En quelques secondes, Cezar leur ordonna de changer de direction. Dix minutes plus tard, ils trouvèrent la voiture en panne au milieu d’une rue déserte.

« Agents, reculez… restez vigilants… » les avertit l’agent. Ils s’approchèrent prudemment du véhicule, en firent le tour, jetèrent un coup d’œil à l’intérieur et virent Matilda assise, immobile sur son siège.

« Il faut la sortir de là !» cria l’agent.

Dix minutes plus tard, une ambulance arriva et Matilda fut transportée d’urgence à l’hôpital.

« Madame Crosby ? Ça va ?» demanda l’agent dès qu’elle reprit conscience. « Pouvez-vous nous dire ce qui s’est passé ?»

Matilda avoua qu’elle était allée rendre visite à sa sœur dans une ville voisine le matin même.

« Je voulais faire quelques courses en chemin et j’ai décidé de prendre un raccourci », expliqua-t-elle. « Mais j’ai perdu connaissance au volant et je ne me souviens de rien après.»

Un médecin confirma plus tard que Matilda avait perdu connaissance à cause de la chaleur.
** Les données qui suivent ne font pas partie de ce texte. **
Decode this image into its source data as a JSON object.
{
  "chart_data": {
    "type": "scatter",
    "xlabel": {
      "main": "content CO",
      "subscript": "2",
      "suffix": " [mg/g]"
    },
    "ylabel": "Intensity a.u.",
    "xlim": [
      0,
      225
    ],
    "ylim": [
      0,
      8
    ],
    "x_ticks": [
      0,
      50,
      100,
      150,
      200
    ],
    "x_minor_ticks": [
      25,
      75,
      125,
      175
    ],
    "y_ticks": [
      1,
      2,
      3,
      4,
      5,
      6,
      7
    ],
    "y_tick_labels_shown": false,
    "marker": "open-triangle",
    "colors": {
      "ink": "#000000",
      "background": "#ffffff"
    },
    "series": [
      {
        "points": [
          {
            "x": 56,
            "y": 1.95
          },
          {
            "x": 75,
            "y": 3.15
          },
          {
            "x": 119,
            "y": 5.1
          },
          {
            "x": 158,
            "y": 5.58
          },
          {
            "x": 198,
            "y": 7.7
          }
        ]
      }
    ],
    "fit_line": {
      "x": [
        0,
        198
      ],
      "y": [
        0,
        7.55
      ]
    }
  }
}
La batterie de son téléphone portable était déchargée et elle était restée inconsciente dans la voiture toute la journée. Heureusement, la fenêtre était ouverte, ce qui lui a permis de survivre.

L’agent a expliqué à Matilda comment ils l’avaient retrouvée. « Apparemment, l’appel de Ryan au 911 vous a sauvé la vie… »

L’agent a ensuite ramené Matilda chez elle. Dès que Ryan l’a vue, il a couru vers elle et l’a serrée fort dans ses bras, les larmes ruisselant sur ses joues. « Maman ! Tu m’as tellement manqué… Où étais-tu ? » sanglotait-il.